O livro Cuore [Coração] é um livro que, nalgumas páginas, ainda nos fala. Recorda-nos o que é, verdadeiramente, a escola (e também os cuidados de saúde). Exercício necessário para compreender quais as virtudes de ontem que também hoje devem ser preservadas.

Cada geração deve decidir quais virtudes de ontem quer preservar e quais quer esquecer. Pouquíssimas virtudes são virtudes sempre e em toda a parte; todas as outras são virtudes aqui e agora e algumas virtudes transformam-se, com o tempo, em vícios (e vice-versa). As virtudes militares foram grandes virtudes nas civilizações passadas. Eram transmitidas nas famílias, nas religiões, na escola, descritas nas histórias e nos romances. Aquelas histórias guerreiras e patrióticas, por vezes, ainda nos comovem. Mas nós decidimos não nos entregar a elas e desviamos o olhar. Porque a história das guerras ensina-nos que a árvore da democracia nasce, cresce, produz bons frutos quando se cultivam outras virtudes: a mansidão, o diálogo, a reciprocidade, a compaixão, a tolerância, a não-violência. E, assim, palavras como “o inimigo” saíram do território das virtudes para entrar no das palavras a recolocar no armário de ontem.

O livro Coração, de Edmondo De Amicis, um dos livros mais lidos na Itália e no mundo, fala muitíssimo de virtudes.
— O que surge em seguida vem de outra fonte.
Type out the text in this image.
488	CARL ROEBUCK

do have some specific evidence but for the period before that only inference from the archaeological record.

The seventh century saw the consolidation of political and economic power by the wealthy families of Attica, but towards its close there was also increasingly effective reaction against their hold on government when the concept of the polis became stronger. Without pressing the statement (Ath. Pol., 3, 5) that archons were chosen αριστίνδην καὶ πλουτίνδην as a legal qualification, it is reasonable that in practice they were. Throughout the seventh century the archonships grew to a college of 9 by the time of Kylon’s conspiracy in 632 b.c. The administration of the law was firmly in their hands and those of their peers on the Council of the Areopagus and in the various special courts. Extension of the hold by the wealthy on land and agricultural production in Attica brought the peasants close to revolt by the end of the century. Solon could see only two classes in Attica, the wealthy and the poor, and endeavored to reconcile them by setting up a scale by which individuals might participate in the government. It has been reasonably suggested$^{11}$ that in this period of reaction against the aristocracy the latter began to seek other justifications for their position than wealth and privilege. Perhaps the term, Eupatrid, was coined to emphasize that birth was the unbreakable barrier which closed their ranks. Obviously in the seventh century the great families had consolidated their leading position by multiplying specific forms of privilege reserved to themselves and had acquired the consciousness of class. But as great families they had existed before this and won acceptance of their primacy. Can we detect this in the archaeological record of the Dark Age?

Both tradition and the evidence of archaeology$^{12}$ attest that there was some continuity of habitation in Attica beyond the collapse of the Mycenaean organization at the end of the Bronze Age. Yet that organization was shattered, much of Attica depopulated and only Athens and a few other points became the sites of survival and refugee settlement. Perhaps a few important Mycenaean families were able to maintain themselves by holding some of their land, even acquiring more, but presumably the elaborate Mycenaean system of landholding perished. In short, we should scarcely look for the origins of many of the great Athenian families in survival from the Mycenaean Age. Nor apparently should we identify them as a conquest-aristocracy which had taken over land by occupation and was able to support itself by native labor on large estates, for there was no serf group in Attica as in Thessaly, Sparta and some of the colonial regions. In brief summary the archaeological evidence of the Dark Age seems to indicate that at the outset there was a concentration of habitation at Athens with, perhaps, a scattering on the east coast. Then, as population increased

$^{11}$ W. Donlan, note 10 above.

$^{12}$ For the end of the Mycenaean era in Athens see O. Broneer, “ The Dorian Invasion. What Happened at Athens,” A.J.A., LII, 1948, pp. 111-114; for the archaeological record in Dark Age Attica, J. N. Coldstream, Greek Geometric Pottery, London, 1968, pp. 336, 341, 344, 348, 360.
Fala muito de virtudes militares e de amor à pátria, virtudes muito importantes para o jovem Reino de Itália. Quem pode esquecer “O pequeno vigia lombardo” ou “O tamborzinho sardo”? Mas os meninos de De Amicis liam aqueles contos de pequenos soldados heróis enquanto estavam sentados nos bancos e, assim diziam-nos, talvez para lá das intenções do autor, que o lugar bom onde os meninos devem estar é o recreio da escola, não o campo de batalha. A primeira crítica àquelas virtudes bélicas era, portanto, intrínseca ao próprio livro que, enquanto as descrevia, superava-as para fundar uma civilização diferente.

Reli o Coração na idade adulta. Gostei muito; de algumas páginas gostei muitíssimo. Não partilhei o sarcasmo de Umberto Eco (Elogio a Franti, 1962), gostei do bom julgamento de Benedetto Croce (La Crítica, 1903). Um livro que fala de meninos, de família, de pobreza e de muita dor, fala de adultos e professores – maravilhoso o retrato de “a professorinha da caneta vermelha”. Mas fala, sobretudo, de escola, dos primeiros anos escolares dos alunos. Coração é um livro que vê os meninos, numa sociedade que “não via” meninos e meninas. E, ali, começou a vê-los no seu gesto de ir à escola – e é sempre ali, enquanto correm rápidos, com as suas mochilas pesadas, que cada geração deve aprender a revê-los, para os compreender, para compreender presente e futuro.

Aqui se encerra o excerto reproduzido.